Fermentative metabolism of pyruvate by Rhodospirillum rubrum after anaerobic growth in darkness.

T E Gorrell and R L Uffen

ABSTRACT

Rhodospirillum rubrum grew anaerobically in darkness and fermented sodium pyruvate by a pyruvate formate-lyase reaction. During 30 min of anaerobic dark or light incubation with sodium pyrivate, crude extracts from fermentatively grown cells produced about 6 micronmol of acetylphosphate and formate per mg of protein in reactions performed at pH 8.3. Cell extracts also catalyzed the exchange of sodium [14C]formate into sodium pyruvate at an apparent pH optimum of 7.3 to 7.5, but only about 2.5 micronmol of acetylphosphate was produced at this lower pH value.

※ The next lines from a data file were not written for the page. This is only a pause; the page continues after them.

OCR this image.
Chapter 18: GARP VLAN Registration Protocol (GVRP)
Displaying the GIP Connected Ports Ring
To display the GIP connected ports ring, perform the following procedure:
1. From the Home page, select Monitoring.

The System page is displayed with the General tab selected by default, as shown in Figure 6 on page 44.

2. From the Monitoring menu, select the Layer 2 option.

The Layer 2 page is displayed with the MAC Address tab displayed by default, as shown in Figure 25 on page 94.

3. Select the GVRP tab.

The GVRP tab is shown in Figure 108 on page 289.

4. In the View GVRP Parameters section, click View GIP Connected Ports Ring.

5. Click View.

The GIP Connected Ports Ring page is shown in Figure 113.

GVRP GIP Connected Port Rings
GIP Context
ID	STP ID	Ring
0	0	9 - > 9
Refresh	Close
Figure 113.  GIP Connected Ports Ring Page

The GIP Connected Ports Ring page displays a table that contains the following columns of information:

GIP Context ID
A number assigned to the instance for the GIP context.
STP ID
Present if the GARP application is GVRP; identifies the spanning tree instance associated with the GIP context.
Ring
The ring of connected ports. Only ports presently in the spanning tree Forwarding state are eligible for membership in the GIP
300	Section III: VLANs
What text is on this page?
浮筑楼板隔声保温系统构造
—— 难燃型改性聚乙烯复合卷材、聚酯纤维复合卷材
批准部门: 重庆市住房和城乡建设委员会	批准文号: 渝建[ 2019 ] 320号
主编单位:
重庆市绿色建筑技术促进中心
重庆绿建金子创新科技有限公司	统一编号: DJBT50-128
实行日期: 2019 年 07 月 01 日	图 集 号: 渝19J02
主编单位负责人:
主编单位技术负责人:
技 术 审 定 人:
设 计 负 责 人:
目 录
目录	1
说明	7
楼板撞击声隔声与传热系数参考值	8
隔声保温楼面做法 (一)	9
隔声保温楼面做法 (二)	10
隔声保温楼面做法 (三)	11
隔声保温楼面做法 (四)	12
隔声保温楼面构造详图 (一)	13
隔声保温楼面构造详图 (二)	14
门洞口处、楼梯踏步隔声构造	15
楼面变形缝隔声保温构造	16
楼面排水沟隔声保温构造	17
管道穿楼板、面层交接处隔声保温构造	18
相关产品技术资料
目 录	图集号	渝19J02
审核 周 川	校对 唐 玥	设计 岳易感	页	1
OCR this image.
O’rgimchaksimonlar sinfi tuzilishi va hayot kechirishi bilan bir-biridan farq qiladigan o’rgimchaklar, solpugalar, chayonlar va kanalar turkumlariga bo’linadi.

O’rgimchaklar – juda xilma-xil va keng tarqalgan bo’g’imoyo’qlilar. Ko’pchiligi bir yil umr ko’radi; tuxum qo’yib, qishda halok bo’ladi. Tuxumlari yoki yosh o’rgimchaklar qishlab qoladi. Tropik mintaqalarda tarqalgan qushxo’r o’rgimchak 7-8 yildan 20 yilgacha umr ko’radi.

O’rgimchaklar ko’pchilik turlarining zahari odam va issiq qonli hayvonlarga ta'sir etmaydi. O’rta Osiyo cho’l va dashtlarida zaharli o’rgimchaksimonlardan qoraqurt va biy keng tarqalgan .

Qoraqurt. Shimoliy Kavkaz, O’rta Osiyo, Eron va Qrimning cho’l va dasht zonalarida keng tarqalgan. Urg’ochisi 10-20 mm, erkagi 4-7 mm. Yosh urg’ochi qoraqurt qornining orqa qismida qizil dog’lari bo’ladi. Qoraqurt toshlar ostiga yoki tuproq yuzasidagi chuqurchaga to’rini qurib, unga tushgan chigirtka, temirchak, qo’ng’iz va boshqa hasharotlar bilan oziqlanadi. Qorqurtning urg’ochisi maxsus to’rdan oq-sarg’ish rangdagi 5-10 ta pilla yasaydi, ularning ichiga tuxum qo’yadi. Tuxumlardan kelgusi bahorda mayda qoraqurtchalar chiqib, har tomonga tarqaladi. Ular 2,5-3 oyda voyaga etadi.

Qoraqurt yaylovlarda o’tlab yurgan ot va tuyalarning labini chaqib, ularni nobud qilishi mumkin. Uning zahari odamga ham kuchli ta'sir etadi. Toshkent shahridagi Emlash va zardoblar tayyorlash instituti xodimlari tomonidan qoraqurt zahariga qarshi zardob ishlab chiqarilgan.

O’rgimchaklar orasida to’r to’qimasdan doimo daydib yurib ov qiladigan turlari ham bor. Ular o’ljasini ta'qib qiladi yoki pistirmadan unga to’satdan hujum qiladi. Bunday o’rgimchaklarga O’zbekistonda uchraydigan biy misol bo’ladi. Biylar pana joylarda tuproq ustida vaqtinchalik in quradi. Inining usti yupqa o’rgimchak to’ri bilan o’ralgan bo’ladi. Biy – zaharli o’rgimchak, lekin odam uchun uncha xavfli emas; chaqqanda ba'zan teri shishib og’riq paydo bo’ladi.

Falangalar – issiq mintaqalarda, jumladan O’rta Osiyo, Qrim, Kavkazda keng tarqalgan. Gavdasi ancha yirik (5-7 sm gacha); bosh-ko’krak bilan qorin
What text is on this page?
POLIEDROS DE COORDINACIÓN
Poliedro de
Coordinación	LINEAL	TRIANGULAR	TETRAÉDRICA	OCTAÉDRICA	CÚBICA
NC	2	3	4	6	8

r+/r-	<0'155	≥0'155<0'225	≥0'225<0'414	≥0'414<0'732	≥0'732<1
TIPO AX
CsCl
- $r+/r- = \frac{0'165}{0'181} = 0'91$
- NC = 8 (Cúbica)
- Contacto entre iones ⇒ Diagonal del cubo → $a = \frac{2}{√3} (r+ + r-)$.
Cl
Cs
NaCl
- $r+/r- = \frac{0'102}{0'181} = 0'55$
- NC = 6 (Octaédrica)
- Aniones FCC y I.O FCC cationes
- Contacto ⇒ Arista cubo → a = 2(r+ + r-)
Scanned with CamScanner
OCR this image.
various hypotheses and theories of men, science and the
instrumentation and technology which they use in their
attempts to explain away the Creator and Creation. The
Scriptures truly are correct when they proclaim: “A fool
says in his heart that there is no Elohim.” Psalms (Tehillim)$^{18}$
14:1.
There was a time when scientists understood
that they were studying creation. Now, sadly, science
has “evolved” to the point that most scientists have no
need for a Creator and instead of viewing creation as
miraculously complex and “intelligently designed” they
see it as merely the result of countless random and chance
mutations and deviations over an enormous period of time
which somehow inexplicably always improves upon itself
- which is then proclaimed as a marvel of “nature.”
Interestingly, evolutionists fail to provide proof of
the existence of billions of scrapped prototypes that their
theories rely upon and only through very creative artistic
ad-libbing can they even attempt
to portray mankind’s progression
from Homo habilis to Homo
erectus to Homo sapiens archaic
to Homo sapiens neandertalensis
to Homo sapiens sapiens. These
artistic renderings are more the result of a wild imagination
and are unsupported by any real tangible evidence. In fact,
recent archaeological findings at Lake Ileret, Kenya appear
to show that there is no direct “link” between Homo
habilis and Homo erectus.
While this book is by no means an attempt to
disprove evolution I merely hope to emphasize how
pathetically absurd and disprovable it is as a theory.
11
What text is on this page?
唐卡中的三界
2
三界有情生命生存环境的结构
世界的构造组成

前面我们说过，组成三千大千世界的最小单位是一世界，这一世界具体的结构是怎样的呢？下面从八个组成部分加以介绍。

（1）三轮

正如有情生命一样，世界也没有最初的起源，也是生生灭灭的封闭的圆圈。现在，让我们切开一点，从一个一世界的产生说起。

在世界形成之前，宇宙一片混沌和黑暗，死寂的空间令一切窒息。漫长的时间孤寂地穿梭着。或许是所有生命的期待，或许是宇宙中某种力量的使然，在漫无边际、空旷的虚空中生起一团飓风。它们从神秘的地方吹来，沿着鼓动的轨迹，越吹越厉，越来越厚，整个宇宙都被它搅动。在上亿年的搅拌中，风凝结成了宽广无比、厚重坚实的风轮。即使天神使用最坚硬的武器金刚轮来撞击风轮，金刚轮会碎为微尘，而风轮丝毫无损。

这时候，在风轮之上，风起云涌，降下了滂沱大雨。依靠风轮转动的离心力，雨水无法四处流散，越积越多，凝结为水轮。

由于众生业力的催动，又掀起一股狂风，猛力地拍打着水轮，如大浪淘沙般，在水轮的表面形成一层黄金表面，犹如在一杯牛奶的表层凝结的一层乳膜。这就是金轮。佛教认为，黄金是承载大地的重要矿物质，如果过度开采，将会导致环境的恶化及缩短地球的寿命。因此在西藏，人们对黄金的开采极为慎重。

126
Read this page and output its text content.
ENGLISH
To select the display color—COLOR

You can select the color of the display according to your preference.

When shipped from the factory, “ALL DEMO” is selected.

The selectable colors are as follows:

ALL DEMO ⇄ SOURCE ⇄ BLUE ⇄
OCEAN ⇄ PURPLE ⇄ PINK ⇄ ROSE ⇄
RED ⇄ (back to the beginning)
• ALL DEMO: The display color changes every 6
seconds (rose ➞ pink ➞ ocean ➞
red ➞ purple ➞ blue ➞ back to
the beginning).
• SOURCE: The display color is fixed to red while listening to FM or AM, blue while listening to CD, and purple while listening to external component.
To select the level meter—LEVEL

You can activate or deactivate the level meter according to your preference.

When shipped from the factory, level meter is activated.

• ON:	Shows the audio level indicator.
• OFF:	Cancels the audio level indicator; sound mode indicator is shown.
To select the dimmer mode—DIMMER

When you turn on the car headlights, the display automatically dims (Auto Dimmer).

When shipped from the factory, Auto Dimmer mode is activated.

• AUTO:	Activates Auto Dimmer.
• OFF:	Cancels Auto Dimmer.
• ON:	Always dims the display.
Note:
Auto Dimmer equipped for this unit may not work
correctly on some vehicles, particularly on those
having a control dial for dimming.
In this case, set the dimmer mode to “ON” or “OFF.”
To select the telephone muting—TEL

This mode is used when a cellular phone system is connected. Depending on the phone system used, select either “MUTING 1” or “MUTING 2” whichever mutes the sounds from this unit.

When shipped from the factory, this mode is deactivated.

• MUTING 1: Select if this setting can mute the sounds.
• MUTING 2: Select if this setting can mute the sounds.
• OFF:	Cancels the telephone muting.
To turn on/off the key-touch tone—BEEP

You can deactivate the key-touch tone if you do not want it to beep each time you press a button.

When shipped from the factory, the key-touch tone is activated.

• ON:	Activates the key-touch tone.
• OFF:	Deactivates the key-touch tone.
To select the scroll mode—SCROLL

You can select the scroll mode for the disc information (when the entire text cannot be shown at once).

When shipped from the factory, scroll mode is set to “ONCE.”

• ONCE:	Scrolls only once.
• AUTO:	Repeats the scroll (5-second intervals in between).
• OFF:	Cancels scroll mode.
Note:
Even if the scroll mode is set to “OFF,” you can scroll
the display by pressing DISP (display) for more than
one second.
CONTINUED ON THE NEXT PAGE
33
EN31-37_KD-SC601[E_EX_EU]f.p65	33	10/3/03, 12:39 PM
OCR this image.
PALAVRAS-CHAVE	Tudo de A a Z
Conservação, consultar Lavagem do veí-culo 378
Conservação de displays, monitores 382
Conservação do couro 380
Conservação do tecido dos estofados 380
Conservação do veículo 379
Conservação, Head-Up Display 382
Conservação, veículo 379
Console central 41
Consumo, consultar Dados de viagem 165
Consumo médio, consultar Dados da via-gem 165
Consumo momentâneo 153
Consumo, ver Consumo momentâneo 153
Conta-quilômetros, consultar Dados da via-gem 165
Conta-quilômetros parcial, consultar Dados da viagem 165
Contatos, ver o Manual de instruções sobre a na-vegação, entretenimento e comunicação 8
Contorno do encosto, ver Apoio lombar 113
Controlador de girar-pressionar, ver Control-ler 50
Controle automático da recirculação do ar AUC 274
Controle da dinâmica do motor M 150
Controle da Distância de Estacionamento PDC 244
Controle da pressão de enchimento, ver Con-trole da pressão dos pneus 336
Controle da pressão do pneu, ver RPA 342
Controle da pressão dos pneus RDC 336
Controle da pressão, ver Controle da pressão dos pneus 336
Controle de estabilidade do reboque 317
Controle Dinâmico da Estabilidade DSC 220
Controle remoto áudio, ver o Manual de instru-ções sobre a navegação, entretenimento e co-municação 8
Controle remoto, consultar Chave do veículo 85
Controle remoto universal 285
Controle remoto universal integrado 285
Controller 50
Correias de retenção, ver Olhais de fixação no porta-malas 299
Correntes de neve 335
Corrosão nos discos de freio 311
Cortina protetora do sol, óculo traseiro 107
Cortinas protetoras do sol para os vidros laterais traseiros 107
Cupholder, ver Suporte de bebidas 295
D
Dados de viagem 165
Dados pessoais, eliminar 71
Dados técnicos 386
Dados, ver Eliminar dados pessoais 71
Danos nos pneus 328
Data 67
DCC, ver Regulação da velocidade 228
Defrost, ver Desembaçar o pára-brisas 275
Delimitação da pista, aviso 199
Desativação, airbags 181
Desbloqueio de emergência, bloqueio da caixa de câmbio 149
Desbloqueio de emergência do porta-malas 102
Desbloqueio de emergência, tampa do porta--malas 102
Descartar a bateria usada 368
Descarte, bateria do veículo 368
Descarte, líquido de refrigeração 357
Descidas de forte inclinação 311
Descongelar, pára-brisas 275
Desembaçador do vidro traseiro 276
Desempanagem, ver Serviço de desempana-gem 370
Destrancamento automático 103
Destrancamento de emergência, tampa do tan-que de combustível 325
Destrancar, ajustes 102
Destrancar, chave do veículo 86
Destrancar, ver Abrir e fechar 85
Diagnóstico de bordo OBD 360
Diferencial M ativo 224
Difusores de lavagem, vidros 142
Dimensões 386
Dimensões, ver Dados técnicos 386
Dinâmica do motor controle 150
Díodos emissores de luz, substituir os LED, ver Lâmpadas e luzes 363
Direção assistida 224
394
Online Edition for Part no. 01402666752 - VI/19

R. rubrum may also form pyruvate:ferredoxin oxidoreductase activity, as evidenced by low bicarbonate exchange activity. However, its participation in pyruvate metabolism in anaerobic dark-grown cells was not understood. During anaerobic, dark growth with pyruvate, formate was an intermediate in H2 and CO2 gas evolution. In contrast with H2 production by a light-dependent H2-nitrogenase system in photosynthetically grown cells, H2 formation in fermenting R. rubrum occurred through a carbon monoxide-sensitive formic hydrogenlyase reaction not influenced by light.